I had been drinking a little bit while working, then played some quarters with fellow employees after hours. So when I showed up at this house to see some of my favorite people, I was feeling relatively loose and comfortable (a far cry from my usually anxiety-stricken self). Had a few more beers and we were just hanging out wanting to do something fun when some friends of the people came in. One of them, 'G' said he had a little bit of Salvia with him. My only prior knowledge of Salvia was anecdotal, a friend of mine said it was pretty cool, but just made you hallucinate for 15 minutes at most. Well, I managed to get myself a hit of it, and was actually the first to do so.
As a recap, I'd had several beers over a period of 10 hours. I sit down on the couch, the music is turned low, and I take a hit while 'G' is lighting the bowl of the bong with a torch. He tells me to take it all in hard and hold it in. I do just that and as I let it out, I feel nothing. The rest of the people watching just kind of walked off because I showed no effects. That was the end of the world for me.
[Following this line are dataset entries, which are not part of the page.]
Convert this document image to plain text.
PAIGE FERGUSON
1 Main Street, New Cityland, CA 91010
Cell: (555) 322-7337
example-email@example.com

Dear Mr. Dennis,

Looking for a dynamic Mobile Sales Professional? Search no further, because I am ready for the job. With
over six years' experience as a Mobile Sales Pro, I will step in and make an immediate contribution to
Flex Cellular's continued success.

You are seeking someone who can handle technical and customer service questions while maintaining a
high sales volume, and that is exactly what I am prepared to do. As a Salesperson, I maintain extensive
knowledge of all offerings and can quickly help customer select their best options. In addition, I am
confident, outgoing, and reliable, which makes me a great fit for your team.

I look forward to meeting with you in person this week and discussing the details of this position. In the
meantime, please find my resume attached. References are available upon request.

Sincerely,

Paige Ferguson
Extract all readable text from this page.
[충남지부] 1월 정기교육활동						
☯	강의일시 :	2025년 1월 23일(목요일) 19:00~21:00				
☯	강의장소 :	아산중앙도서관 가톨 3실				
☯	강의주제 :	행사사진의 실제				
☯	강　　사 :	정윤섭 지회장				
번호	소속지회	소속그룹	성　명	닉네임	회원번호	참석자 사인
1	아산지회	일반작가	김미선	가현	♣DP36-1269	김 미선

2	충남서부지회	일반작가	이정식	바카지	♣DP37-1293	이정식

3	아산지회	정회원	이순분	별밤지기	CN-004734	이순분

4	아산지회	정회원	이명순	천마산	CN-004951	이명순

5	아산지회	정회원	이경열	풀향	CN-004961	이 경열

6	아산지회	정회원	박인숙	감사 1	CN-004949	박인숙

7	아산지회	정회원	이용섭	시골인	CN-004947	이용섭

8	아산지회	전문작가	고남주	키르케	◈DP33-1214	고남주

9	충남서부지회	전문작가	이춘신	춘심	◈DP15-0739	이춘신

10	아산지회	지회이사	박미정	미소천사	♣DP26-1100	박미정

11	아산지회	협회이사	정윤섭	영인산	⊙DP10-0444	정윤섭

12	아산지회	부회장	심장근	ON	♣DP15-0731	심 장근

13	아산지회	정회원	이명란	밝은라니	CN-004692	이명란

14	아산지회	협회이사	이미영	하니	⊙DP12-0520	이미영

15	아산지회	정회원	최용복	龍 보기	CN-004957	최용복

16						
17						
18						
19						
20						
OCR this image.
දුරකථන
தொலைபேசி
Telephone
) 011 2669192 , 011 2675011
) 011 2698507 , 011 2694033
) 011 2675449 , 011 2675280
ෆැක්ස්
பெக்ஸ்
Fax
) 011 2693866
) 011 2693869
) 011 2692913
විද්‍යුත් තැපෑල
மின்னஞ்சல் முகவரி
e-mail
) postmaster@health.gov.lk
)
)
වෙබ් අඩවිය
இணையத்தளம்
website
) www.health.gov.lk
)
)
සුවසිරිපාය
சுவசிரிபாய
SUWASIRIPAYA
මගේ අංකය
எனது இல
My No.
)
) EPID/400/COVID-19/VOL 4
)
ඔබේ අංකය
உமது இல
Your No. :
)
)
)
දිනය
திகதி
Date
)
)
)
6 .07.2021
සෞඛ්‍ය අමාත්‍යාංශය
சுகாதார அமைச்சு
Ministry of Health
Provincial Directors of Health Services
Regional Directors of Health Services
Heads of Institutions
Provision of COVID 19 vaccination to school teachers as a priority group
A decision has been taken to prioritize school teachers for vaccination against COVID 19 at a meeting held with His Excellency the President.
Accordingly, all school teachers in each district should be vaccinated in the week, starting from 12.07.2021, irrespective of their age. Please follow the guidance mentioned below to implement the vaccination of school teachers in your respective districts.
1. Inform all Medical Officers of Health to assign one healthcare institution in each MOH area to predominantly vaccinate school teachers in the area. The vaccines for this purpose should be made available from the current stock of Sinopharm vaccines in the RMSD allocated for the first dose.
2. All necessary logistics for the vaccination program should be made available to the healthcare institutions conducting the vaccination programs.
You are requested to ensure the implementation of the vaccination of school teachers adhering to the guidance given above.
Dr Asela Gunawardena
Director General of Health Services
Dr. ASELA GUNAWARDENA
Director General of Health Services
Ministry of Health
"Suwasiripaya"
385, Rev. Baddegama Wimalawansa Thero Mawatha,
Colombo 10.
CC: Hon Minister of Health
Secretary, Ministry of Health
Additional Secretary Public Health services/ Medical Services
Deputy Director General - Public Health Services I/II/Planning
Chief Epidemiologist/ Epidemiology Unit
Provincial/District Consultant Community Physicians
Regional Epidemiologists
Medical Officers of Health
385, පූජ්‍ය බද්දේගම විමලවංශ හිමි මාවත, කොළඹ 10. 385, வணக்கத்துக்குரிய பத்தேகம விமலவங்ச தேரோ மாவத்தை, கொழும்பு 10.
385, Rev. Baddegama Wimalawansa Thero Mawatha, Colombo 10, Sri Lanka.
Next thing I know, I see pure bright white light composed of both nothing and everything at once. I feel the presence of two beings. Without them talking, or me hearing, I can SENSE that they're discussing something and it has to do with me. I slowly realize that one is trying to show me that reality is hell, and that everything good and pure is in this 'over-verse'. The other is saying that I won't listen and that none of us (I took that to mean humans) ever will stay there, we always choose to go back to our petty lives filled with trials and tribulations that we can never conquer. And as they discussed this, the bright white light slowly became a fractal pattern of trillions of images: images of everything ever seen, past present and future. I was seeing the futility of life. And soon my 'being' was being sucked into the reality of me. As I moved back into my body, I felt the that I had failed. Not necessarily because I chose to go back to my life, but because I didn't choose at all.
Now that I'm back in my body, I realize what's going on around me. 'K' (one of the girls there) was kneeling in front of me with her hand on my shoulder asking me if I was okay. I then realize that everybody is standing or sitting around me. I panicked inside, but refused to show that on the exterior. I had a lot of thoughts blowing through my mind and couldn't answer her. I had to get out of being that centerpiece, so I stood up and slowly walked away. They kept asking me how it was, so I finally said something like 'it was the chocolate factory.' What I was trying to say was that our lives were contructs of our own minds and filled with all the knowledge we've had put into us, just like how the Everlasting Gobstopper is made in the old Willy Wonka movie. That was the only explanation I could come up with at the time, but I couldn't say it right.
All the guys thought it was hilarious, with one of them, 'H', wanting to try it next. One of the females, 'A', was asking me if she should try it, but I'm not sure if I answered her. At the time though, I was thinking that there was no way I could say yes to her because I wasn't sure how I was even handling it. 'K' continued to help me to a chair, and my head was fuzzy for about another 10 minutes. Now, because I have a strong unreturned attraction to 'K', I was really not wanting to be there, so I walked out and went home.
It was insane, and a purely philosophical thing. It was a trip like none I've ever had. I would not call it hallucinating at all. I didn't know that it was all in my head at the time, because it WAS real. I would do it again, because it was all about me exploring reality. I was terrified, but not in a horrific fashion. I have no idea how long I was in that vision-state, but I'd estimate it between 5 and 10 minutes.